The black and white photograph from 1965 shows a 4-year-old me standing in our front yard, hand on hip, smiling and holding up a rolled-up newspaper.
Judging from the shadows, the image was captured in late afternoon. That makes it likely that I’m clutching a freshly delivered copy of The Kansas City Star, which back then got dropped in my family’s suburban driveway every evening and on Sunday. The Kansas City Times came in the morning.
Two decades later, I went to work for The Star, the beginning of a journalism career that over the next 30-plus years would take me from my hometown, across America and around the world. It’s been an unforgettable ride that’s allowed me to meet people from all walks of life and have experiences that little boy never could have imagined.
Along the way, I’ve covered everything from school boards, city councils, courthouses and state capitols to hurricanes, earthquakes, tornadoes and floods. I’ve been on the field to cover the craziness of a St. Louis Cardinals World Series and courtside to capture Oklahoma City’s first NBA finals. (Sorry to bring that one up Sonics fans.) I’ve investigated pedophiles in the classroom, neo-Nazis in the military and a city government corrupted by the strip bar industry.
I’ve reported from overseas, including Afghanistan, Iraq, Pakistan, Bosnia, Israel and Haiti.
I could go on and on.
I like to think all that experience helped prepare for the post I’ve held since July, 2019 as executive editor of The Daily Herald. In that role, I’m responsible for helping guide the newsroom, including news, sports, features, photography and design, as well as HeraldNet.com, our digital site.
I’m proud to work every day with the men and women who help inform, enlighten and entertain our readers and provide information I believe is essential to a thriving community.
That’s been especially true since the onset of the COVID-19 pandemic, arguably the most important news event of my lifetime. I’ve been inspired by the dedication of our staff in covering this difficult and fast-moving story under trying conditions.
For as long as I’ve been in the business, the once-dominant newspaper industry has been under economic siege. Over the years I’ve watched cutback after cutback cause many of my colleagues and dear friends to lose their jobs and leave the business. That’s been true at The Herald as well.
Despite all that, I believe fiercely in what we do. I believe we are essential to a healthy democracy.

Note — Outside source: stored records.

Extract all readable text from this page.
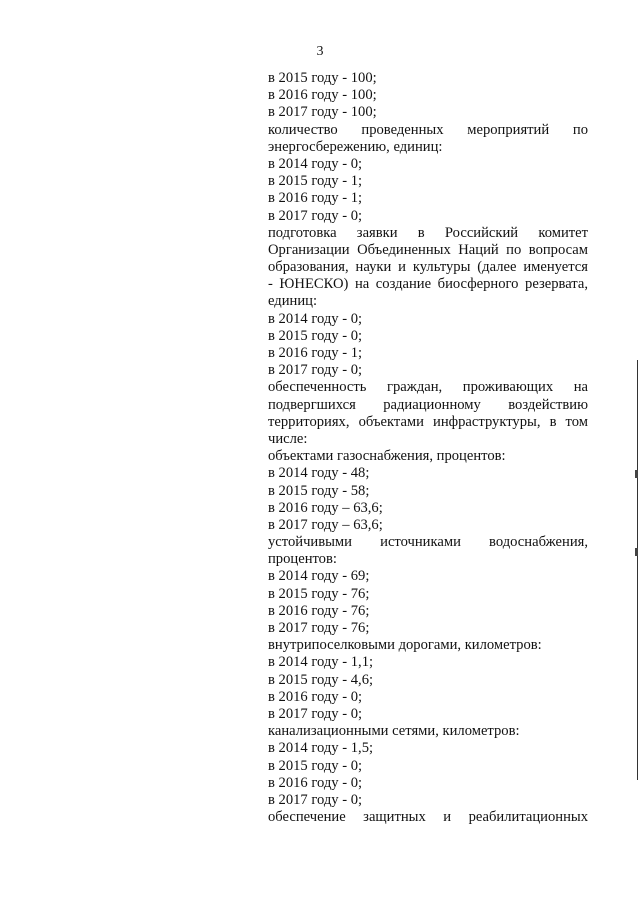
3
в 2015 году - 100;
в 2016 году - 100;
в 2017 году - 100;
количество проведенных мероприятий по
энергосбережению, единиц:
в 2014 году - 0;
в 2015 году - 1;
в 2016 году - 1;
в 2017 году - 0;
подготовка заявки в Российский комитет
Организации Объединенных Наций по вопросам
образования, науки и культуры (далее именуется
- ЮНЕСКО) на создание биосферного резервата,
единиц:
в 2014 году - 0;
в 2015 году - 0;
в 2016 году - 1;
в 2017 году - 0;
обеспеченность граждан, проживающих на
подвергшихся радиационному воздействию
территориях, объектами инфраструктуры, в том
числе:
объектами газоснабжения, процентов:
в 2014 году - 48;
в 2015 году - 58;
в 2016 году – 63,6;
в 2017 году – 63,6;
устойчивыми источниками водоснабжения,
процентов:
в 2014 году - 69;
в 2015 году - 76;
в 2016 году - 76;
в 2017 году - 76;
внутрипоселковыми дорогами, километров:
в 2014 году - 1,1;
в 2015 году - 4,6;
в 2016 году - 0;
в 2017 году - 0;
канализационными сетями, километров:
в 2014 году - 1,5;
в 2015 году - 0;
в 2016 году - 0;
в 2017 году - 0;
обеспечение защитных и реабилитационных
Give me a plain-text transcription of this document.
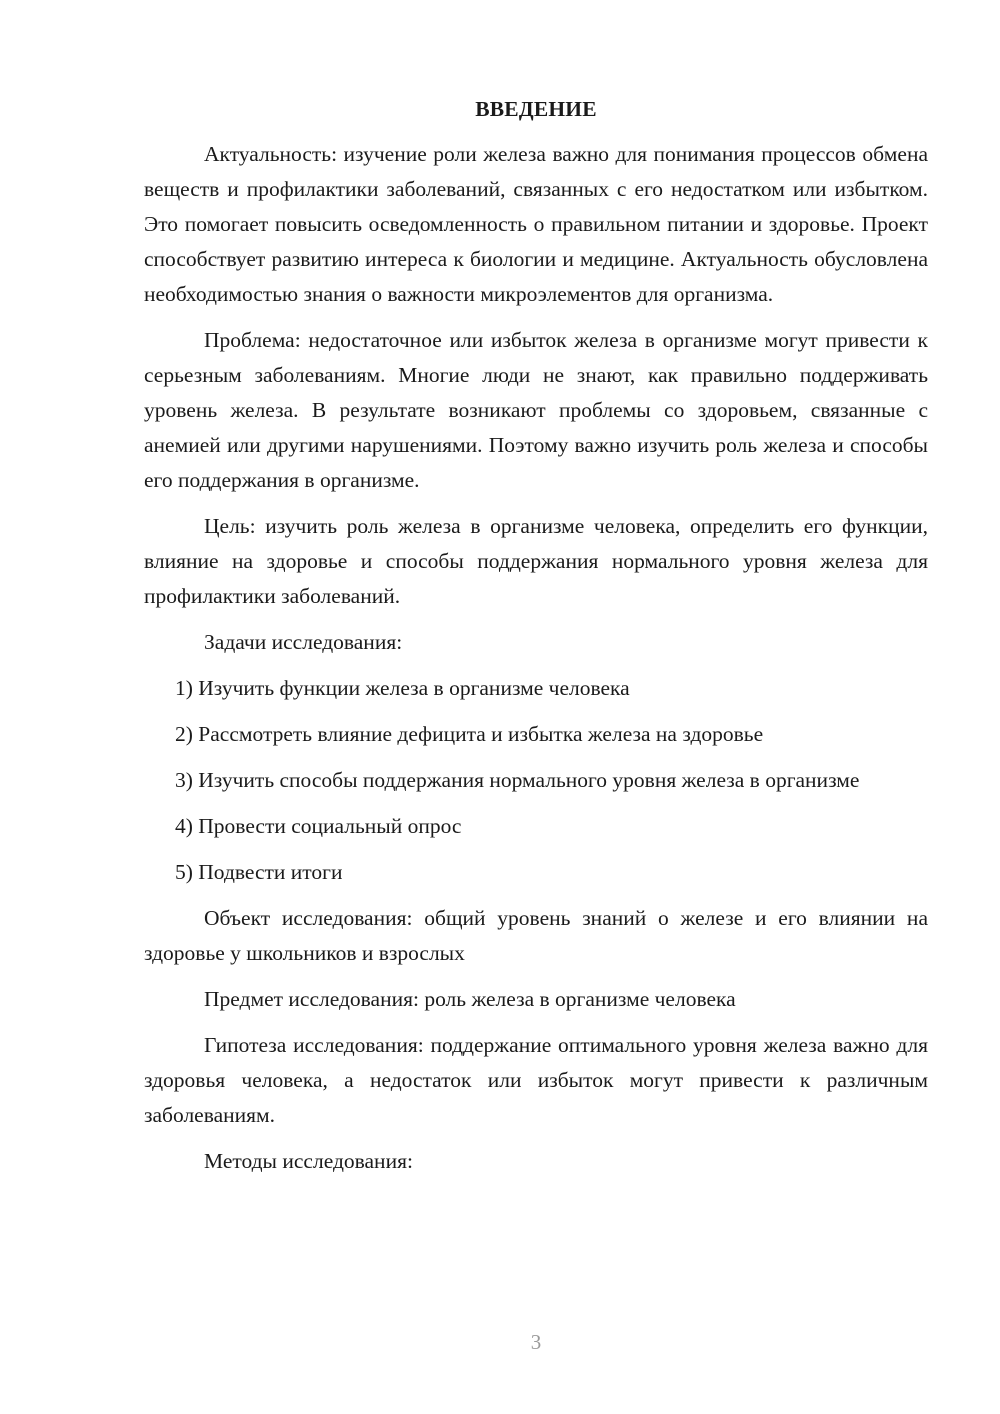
ВВЕДЕНИЕ

Актуальность: изучение роли железа важно для понимания процессов обмена веществ и профилактики заболеваний, связанных с его недостатком или избытком. Это помогает повысить осведомленность о правильном питании и здоровье. Проект способствует развитию интереса к биологии и медицине. Актуальность обусловлена необходимостью знания о важности микроэлементов для организма.

Проблема: недостаточное или избыток железа в организме могут привести к серьезным заболеваниям. Многие люди не знают, как правильно поддерживать уровень железа. В результате возникают проблемы со здоровьем, связанные с анемией или другими нарушениями. Поэтому важно изучить роль железа и способы его поддержания в организме.

Цель: изучить роль железа в организме человека, определить его функции, влияние на здоровье и способы поддержания нормального уровня железа для профилактики заболеваний.

Задачи исследования:

1) Изучить функции железа в организме человека

2) Рассмотреть влияние дефицита и избытка железа на здоровье

3) Изучить способы поддержания нормального уровня железа в организме

4) Провести социальный опрос

5) Подвести итоги

Объект исследования: общий уровень знаний о железе и его влиянии на здоровье у школьников и взрослых

Предмет исследования: роль железа в организме человека

Гипотеза исследования: поддержание оптимального уровня железа важно для здоровья человека, а недостаток или избыток могут привести к различным заболеваниям.

Методы исследования:

3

That’s why we’re working hard to find new ways to fund journalism through initiatives such as The Daily Herald Investigative Reporting Fund and the Environmental and Climate Change Reporting Fund, which allow donors to make tax-deductible contributions to support our efforts. If you, too, believe in what we do, you might consider giving.
Looking back, I’d tell that little boy he had reason to be happy. He would grow up to love a meaningful life in journalism, one that gave him the world.
All these years later, he’s still smiling.